Mais que um Vestido Branco
O altar pode esperar.
“Eu errei para que você não precise errar também.”
Se eu pudesse voltar no tempo e conversar com a menina que eu fui há alguns anos, eu daria um abraço apertado nela e diria exatamente essa frase. Naquela época, eu achava que sabia de tudo, que o mundo tinha respostas mais atraentes e que um pequeno desvio no caminho não faria diferença. Eu quebrei a cara, chorei escondida no quarto e achei que Deus tinha desistido de mim.
Se você é uma jovem cristã e se sente tentada a dar um passo na direção errada, senta aqui comigo. Este não é um texto de julgamento, é o diário de alguém que já pisou nos espinhos e quer te ensinar a desviar deles.
Quando você tem 15 anos dentro da igreja, parece que o relógio corre mais rápido contra você. Olhamos para os lados e a conversa é sempre a mesma: o namoro na santidade, o sonho do casamento, a pressa para encontrar o “varão” e subir ao altar. Ninguém te avisa que a vida cristã é muito mais que um vestido branco. Ninguém te diz que a pressa para casar cedo, por achar que fora disso tudo está errado, pode ser a armadilha que vai sufocar o seu futuro.
Eu sei disso porque eu comprei essa pressa. Eu aceitei esse peso. E foi tentando correr para um altar que eu nem conhecia direito que o meu mundo desabou aos 21 anos. Hoje, eu olho nos seus olhos e digo com todo o amor de uma irmã: acalma o seu coração, o altar pode esperar.
Aos 15 anos, já comecei a me destacar na igreja. Neta de pastores, filha da regente do círculo de oração e filha de um homem desviado e bêbado na época. Sempre fui dedicada aos estudos e à casa, pois desde cedo aprendi a ser uma dona de casa: lavar, limpar, passar a farda do meu pai com vinco e fazer seu lanche e sua marmita.
Mas eu tinha meu momento de lazer, claro. Minha mãe trabalhava com faxina e sempre ganhava muitas coisas, inclusive brinquedos. Digamos que eu tinha tudo o que era febre na época, porém genérico.
Com 10 anos, eu pedia muito um irmão para a minha mãe, mas ela não podia mais ter filhos segundo a medicina. Eu já era um milagre, pois fui a terceira gestação de duas que ela havia perdido. Mas o Deus que eu sempre servi sempre foi um Deus de milagres, e foi aí que o meu irmão chegou, no ano de 2000.
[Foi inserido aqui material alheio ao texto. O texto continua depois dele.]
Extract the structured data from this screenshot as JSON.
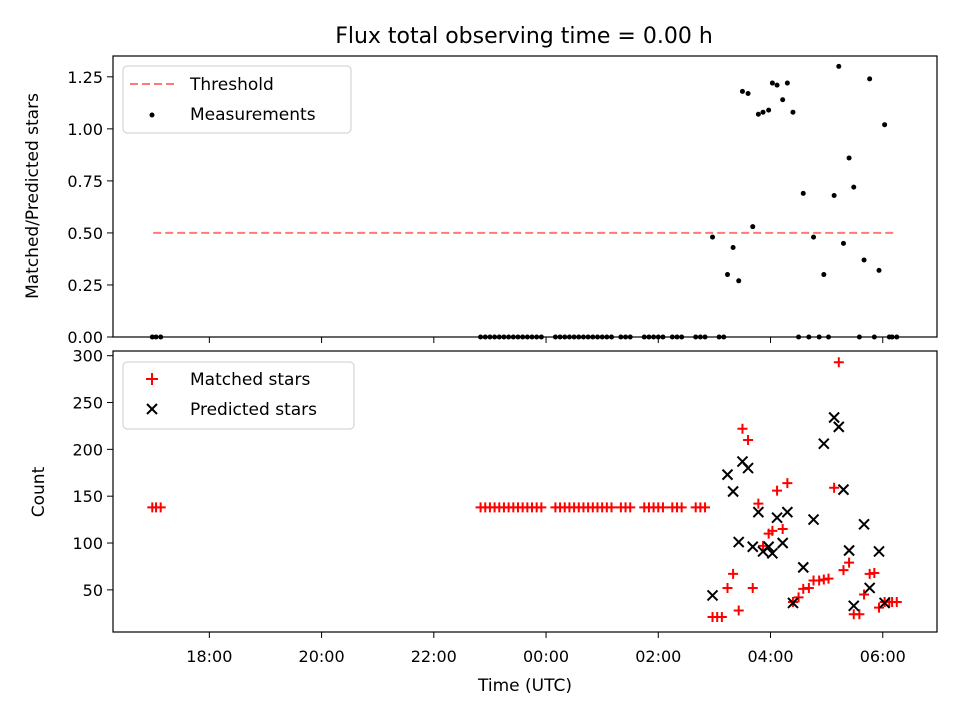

Logo completei meus 15 anos e os comentários começaram: “E os namorados?”. Tinha alguns meninos na época, mas o critério era rígido: tinha que ser bem crente, filho de pastor, músico ou pregador, de boa família, com formação, etc.
Eu entrei para essa mesma lista de critérios da igreja, mas dessa lista eu era reprovada quando descobriam que o meu pai bebia e era violento. Inclusive, fui humilhada pela minha primeira sogra por causa disso, mas isso é algo para o próximo capítulo.
Mesmo assim, segui firme na igreja e era bem vista. Cantava, fazia teatros, coreografias… Eu era a mais extrovertida da galera da igreja, aquela menina “povão”. Aos 16 anos, fui convidada a reger meu primeiro coral de jovens e foi aí que a minha paixão pela música e pelas vozes aumentou.